Fiquei muito feliz por saber que pertence ao primeiro grupo. Perguntava-lhe, então, o que diria àqueles membros do segundo grupo - digamos assim - que utilizam o argumento do capricho e da ingenuidade dos jovens quando estes tentam argumentar a luta pelos seus direitos e por acautelar as gerações futuras e o seu crescimento no nosso país.

[APLAUSOS]

 
Hugo Soares

Um momento único na Universidade de Verão e provavelmente na vida política portuguesa: Vítor Gaspar questiona Miguel Poiares Maduro.

[APLAUSOS]

 
Vítor Gaspar

Dizer com todo o respeito que sai-se do Governo e em poucos meses ganha-se algum peso.

[APLAUSOS]

Bom dia. Vou ler pois é mais fácil para mim. Venho cá com uma ideia que não tem propriamente a ver com o que está a ser debatido, é algo que pode motivar os jovens ao estudo: a paixão com que alguns abordam ou se distinguem na sua área.

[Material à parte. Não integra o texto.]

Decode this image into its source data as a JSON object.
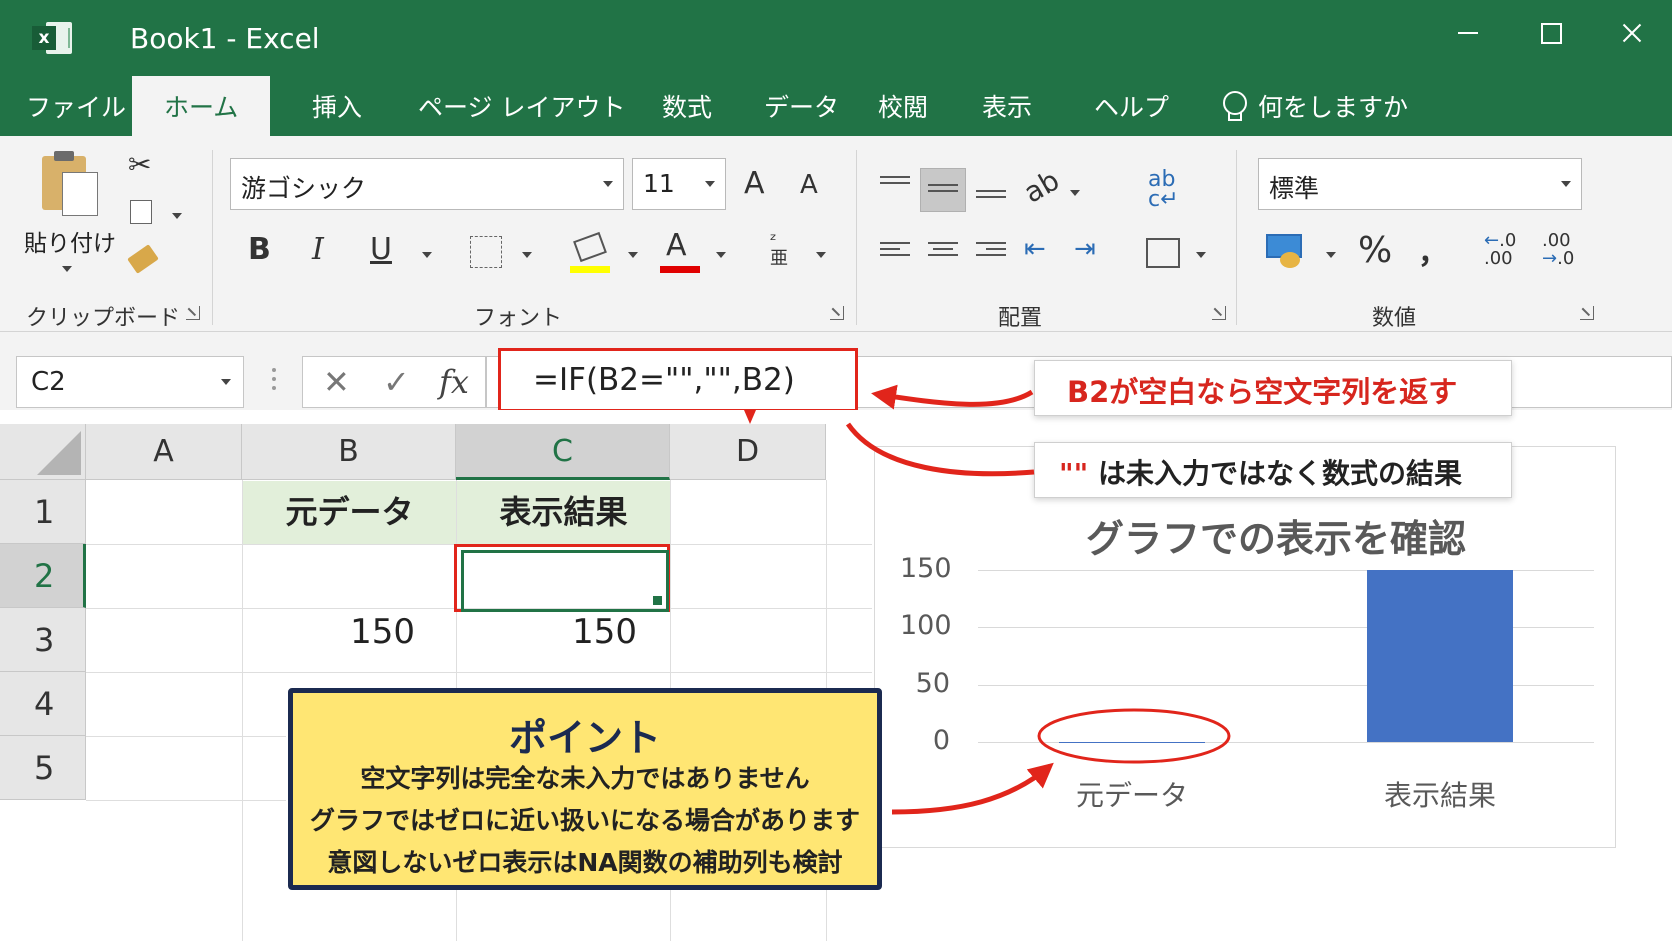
{
  "window": {
    "title": "Book1  -  Excel",
    "app_icon": "excel-icon"
  },
  "tabs": [
    {
      "label": "ファイル",
      "active": false
    },
    {
      "label": "ホーム",
      "active": true
    },
    {
      "label": "挿入",
      "active": false
    },
    {
      "label": "ページ レイアウト",
      "active": false
    },
    {
      "label": "数式",
      "active": false
    },
    {
      "label": "データ",
      "active": false
    },
    {
      "label": "校閲",
      "active": false
    },
    {
      "label": "表示",
      "active": false
    },
    {
      "label": "ヘルプ",
      "active": false
    }
  ],
  "tell_me": {
    "label": "何をしますか",
    "icon": "lightbulb-icon"
  },
  "ribbon": {
    "clipboard": {
      "paste_label": "貼り付け",
      "group_label": "クリップボード"
    },
    "font": {
      "font_name": "游ゴシック",
      "font_size": "11",
      "group_label": "フォント",
      "bold": "B",
      "italic": "I",
      "underline": "U",
      "grow": "A",
      "shrink": "A",
      "font_color_letter": "A",
      "highlight_color": "#ffff00",
      "font_color": "#e00000"
    },
    "alignment": {
      "group_label": "配置"
    },
    "number": {
      "format": "標準",
      "percent": "%",
      "comma": "，",
      "group_label": "数値"
    }
  },
  "formula_bar": {
    "name_box": "C2",
    "cancel": "✕",
    "enter": "✓",
    "fx": "fx",
    "formula": "=IF(B2=\"\",\"\",B2)"
  },
  "sheet": {
    "columns": [
      "A",
      "B",
      "C",
      "D"
    ],
    "rows": [
      "1",
      "2",
      "3",
      "4",
      "5"
    ],
    "cells": {
      "B1": "元データ",
      "C1": "表示結果",
      "B2": "",
      "C2": "",
      "B3": "150",
      "C3": "150"
    },
    "selected_cell": "C2"
  },
  "callouts": {
    "formula_note": "B2が空白なら空文字列を返す",
    "empty_string_quote": "\"\"",
    "empty_string_note": "は未入力ではなく数式の結果"
  },
  "point": {
    "title": "ポイント",
    "lines": [
      "空文字列は完全な未入力ではありません",
      "グラフではゼロに近い扱いになる場合があります",
      "意図しないゼロ表示はNA関数の補助列も検討"
    ]
  },
  "chart_data": {
    "type": "bar",
    "title": "グラフでの表示を確認",
    "categories": [
      "元データ",
      "表示結果"
    ],
    "values": [
      0,
      150
    ],
    "yticks": [
      "150",
      "100",
      "50",
      "0"
    ],
    "ylim": [
      0,
      150
    ],
    "bar_color": "#4472c4",
    "grid": true,
    "legend": "none"
  },
  "colors": {
    "accent": "#217346",
    "highlight_red": "#e1251b",
    "point_bg": "#ffe673",
    "point_border": "#1b2a50"
  }
}
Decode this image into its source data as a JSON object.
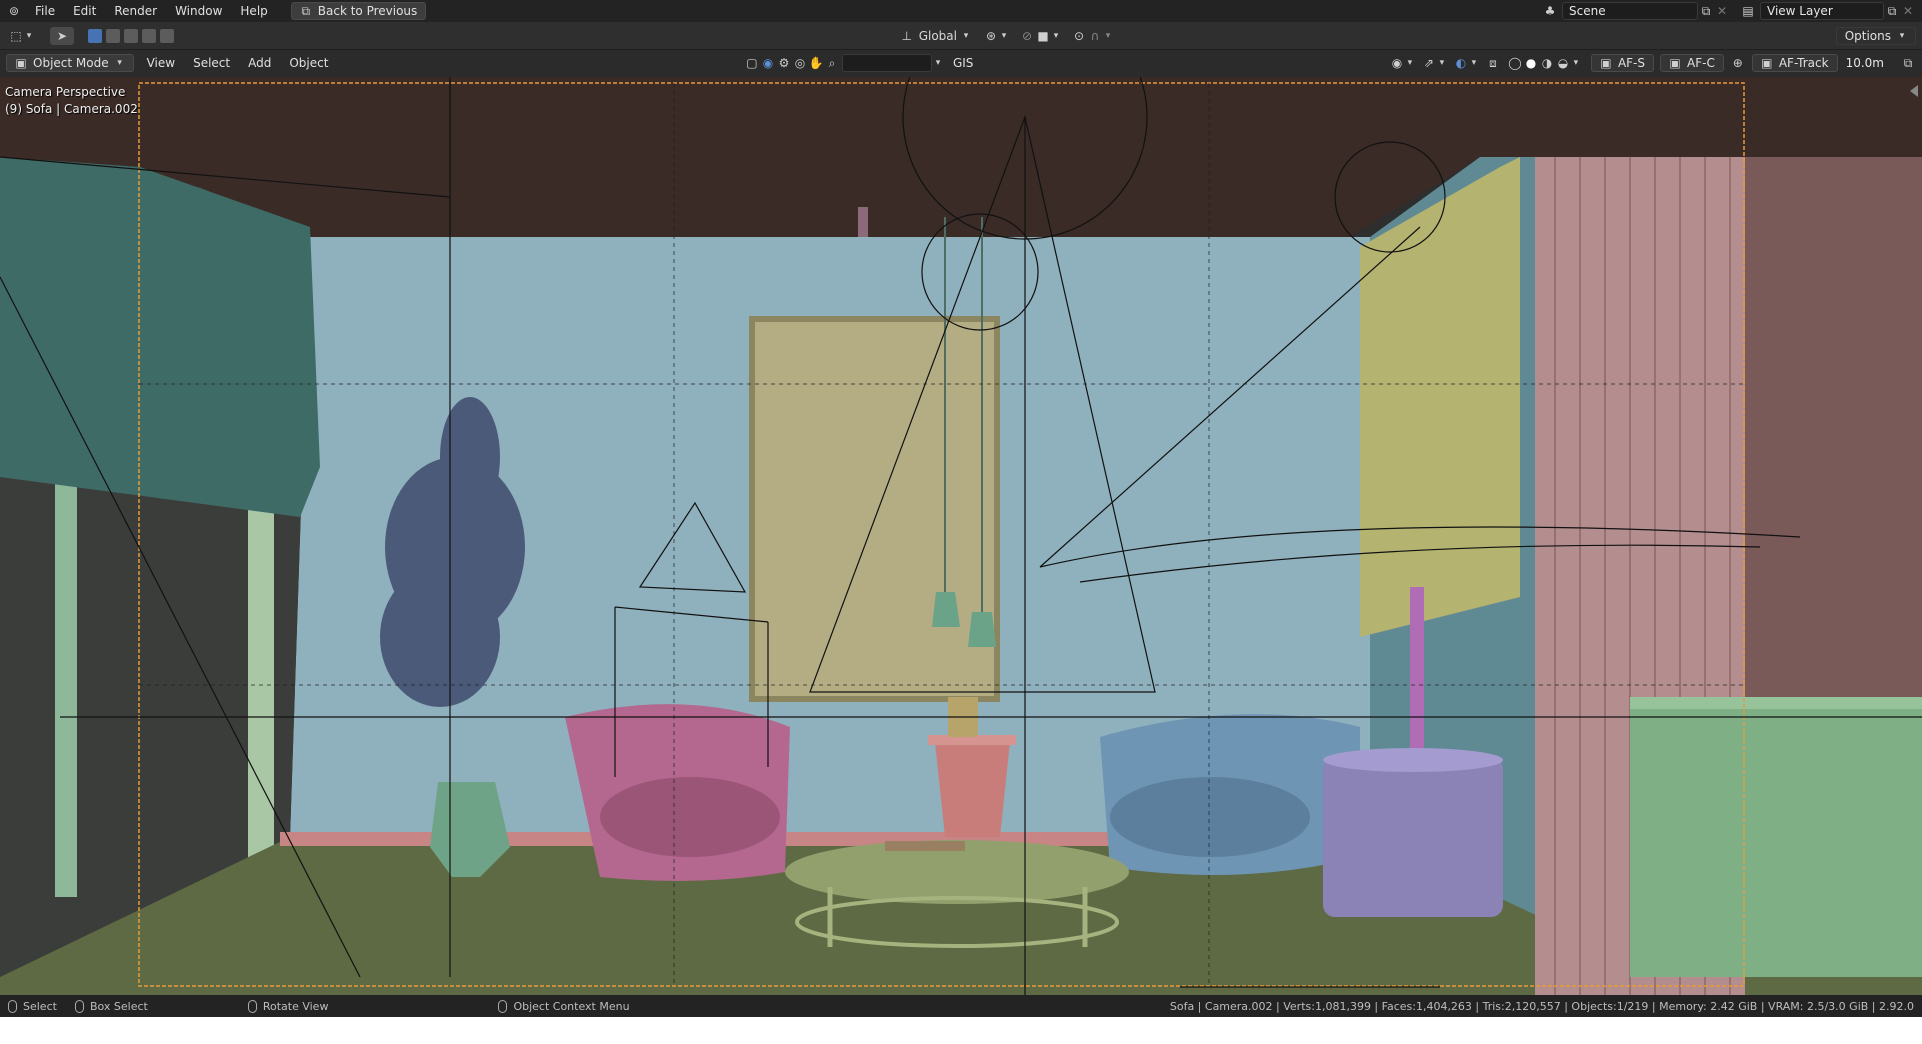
{
  "menubar": {
    "items": [
      "File",
      "Edit",
      "Render",
      "Window",
      "Help"
    ],
    "back_button": "Back to Previous",
    "scene": "Scene",
    "view_layer": "View Layer"
  },
  "header": {
    "transform_orientation": "Global",
    "options": "Options"
  },
  "viewport_header": {
    "mode": "Object Mode",
    "menus": [
      "View",
      "Select",
      "Add",
      "Object"
    ],
    "gis": "GIS",
    "af_s": "AF-S",
    "af_c": "AF-C",
    "af_track": "AF-Track",
    "distance": "10.0m"
  },
  "viewport": {
    "perspective": "Camera Perspective",
    "object_info": "(9) Sofa | Camera.002"
  },
  "statusbar": {
    "select": "Select",
    "box_select": "Box Select",
    "rotate_view": "Rotate View",
    "context_menu": "Object Context Menu",
    "stats": "Sofa | Camera.002 | Verts:1,081,399 | Faces:1,404,263 | Tris:2,120,557 | Objects:1/219 | Memory: 2.42 GiB | VRAM: 2.5/3.0 GiB | 2.92.0"
  },
  "colors": {
    "wall": "#8fb0bd",
    "ceiling": "#3a2b26",
    "floor": "#5e6a43",
    "armchair_left": "#b4688f",
    "armchair_right": "#6e95b4",
    "side_table": "#8b83b5",
    "picture_frame": "#b4ad84",
    "curtain_right": "#b48e8e",
    "camera_border": "#e79a3a"
  }
}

Isto tem sido posto em prática em iniciativas como a McCann Academy ou a Plataform Audacity. Utilizando então uma frequência na TDT não seria possível criar um canal para difundir este tipo de conteúdo, inspirando e complementando a educação das crianças, jovens e todos os que estivessem interessados? E para não correr o risco de ser cínico, no futuro integrar isso possivelmente com outros suportes na Educação e reduzir a desigualdade social.

Obrigado.

[APLAUSOS]

 
Hugo Soares

Ainda diziam que o Vítor Gaspar não tinha preocupações sociais.

[RISOS]

 
Miguel Poiares Maduro

É porque não conhecem bem o Dr. Vítor Gaspar.

[APLAUSOS]

No que concerne à primeira questão, acho que muitas vezes corremos um risco de cinismo entre gerações na política, que me parece muito perigoso. Não quero contribuir para isso. Acho muito importante atender à experiência, ouvir quem é mais velho e da mesma forma acho importante que quem é mais velho não se esquecer das novas gerações.

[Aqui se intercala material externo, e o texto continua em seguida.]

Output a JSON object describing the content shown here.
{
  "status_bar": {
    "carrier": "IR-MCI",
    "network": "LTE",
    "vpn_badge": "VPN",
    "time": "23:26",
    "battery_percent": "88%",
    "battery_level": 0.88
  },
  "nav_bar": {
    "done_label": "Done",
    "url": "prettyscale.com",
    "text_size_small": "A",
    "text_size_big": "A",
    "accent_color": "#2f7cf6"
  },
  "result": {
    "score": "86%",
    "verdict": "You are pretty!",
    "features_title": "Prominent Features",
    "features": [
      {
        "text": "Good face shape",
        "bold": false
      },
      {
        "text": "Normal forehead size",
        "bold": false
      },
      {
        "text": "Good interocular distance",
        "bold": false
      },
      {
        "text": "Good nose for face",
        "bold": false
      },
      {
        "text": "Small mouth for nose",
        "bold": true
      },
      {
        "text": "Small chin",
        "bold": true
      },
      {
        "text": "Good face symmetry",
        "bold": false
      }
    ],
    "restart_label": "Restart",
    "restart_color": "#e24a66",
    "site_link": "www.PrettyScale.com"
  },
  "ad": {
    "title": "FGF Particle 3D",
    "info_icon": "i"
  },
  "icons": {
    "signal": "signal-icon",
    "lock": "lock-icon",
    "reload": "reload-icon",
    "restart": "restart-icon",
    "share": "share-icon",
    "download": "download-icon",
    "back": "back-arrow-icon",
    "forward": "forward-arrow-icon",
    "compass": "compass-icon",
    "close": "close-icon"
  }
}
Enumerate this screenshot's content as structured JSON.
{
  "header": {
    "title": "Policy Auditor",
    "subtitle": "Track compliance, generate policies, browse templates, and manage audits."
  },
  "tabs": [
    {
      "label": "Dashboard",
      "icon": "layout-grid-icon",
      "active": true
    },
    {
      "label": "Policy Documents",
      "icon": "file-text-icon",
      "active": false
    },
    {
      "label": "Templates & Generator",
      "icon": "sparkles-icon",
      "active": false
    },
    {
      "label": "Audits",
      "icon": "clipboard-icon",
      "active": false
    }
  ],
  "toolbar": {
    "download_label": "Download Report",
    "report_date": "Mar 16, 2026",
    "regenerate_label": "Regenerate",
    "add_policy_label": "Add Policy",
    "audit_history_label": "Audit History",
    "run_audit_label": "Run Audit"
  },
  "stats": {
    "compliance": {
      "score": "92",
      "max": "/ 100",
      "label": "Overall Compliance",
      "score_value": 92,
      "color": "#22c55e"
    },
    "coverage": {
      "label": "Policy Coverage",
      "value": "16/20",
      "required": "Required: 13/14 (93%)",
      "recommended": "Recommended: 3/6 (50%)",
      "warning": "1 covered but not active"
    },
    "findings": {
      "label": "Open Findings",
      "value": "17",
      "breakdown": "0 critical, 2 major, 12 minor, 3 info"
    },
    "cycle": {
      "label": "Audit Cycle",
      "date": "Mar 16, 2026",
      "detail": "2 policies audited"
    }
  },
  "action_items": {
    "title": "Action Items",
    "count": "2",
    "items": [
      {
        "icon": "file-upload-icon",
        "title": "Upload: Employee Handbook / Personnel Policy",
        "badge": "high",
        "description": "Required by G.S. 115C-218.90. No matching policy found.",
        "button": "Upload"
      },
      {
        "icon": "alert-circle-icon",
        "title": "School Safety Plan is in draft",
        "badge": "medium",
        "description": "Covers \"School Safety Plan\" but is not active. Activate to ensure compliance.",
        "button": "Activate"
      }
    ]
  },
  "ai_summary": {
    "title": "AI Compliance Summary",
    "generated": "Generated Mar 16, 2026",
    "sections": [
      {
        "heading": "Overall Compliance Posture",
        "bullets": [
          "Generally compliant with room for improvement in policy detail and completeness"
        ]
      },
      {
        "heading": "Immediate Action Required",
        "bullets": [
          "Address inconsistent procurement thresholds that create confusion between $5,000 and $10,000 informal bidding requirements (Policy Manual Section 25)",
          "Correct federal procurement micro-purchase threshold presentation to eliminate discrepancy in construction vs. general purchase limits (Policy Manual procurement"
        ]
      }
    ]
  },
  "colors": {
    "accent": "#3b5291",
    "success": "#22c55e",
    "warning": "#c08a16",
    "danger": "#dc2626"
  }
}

Todas as gerações têm direito a exercer a sua voz, a fazer-se ouvir e a serem uma mais-valia para contribuir. Temos de evitar uma sociedade que segrega várias gerações. Acho que a idade na política não define muitas coisas, traz vantagens e traz desvantagens. Por exemplo, eu tenho 46 anos; é tarde ou é cedo para entrar para o Governo? Não sei, acho que depende mais da minha experiência profissional e de quem eu sou.

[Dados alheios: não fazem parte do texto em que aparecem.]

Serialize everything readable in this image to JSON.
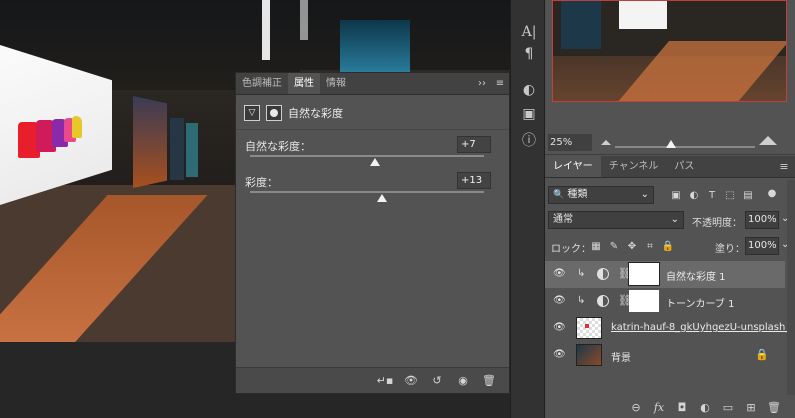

Nos Estados Unidos da América, o presidente americano da maior superpotência, chegou ao Governo com 42 anos, salvo erro. O que acho importante é atender ao carácter das ideias que são colocadas sobre a mesa para discussão e à capacidade das pessoas em causa. Costumo dizer que há uma grande diferença entre ser sério e levar-se muito a sério. Por vezes, também há pessoas de uma idade mais avançada que têm comportamentos muito infantis, da mesma forma que há pessoas muito jovens que às vezes se levam demasiado a sério.

Acho que precisamos de uma sociedade em que esses diferentes jovens e mais velhos contribuam com as suas diferentes mais-valias e isso implica que tenhamos um espaço público, um espaço de participação política, um espaço de acção política que é o mais aberto possível à acção de todos. Nem pensar que só porque alguém atingiu uma determinada idade já não tem mais contribuição a fazer, nem pensar que alguém que ainda não atingiu uma certa idade não tem direito a que a sua voz seja ouvida.

É dessa forma que conseguimos que o sistema democrático seja, como eu disse, que não segrega entre gerações, mas que representa igualmente as diferentes gerações.

No que concerne à TDT, enquanto membro do Governo com algumas responsabilidades nessa área, o que posso avançar é que estou a reflectir sobre a possibilidade de alargamento da oferta, agora não sei com que canais especificamente. Nem acho que seja competência do Governo definir o conteúdo de um canal em si; deve é criar as condições para que os canais existentes, os conteúdos de programação audiovisual sejam o mais diversificados e de melhor qualidade possíveis. É isso que deve ser a preocupação de um Governo.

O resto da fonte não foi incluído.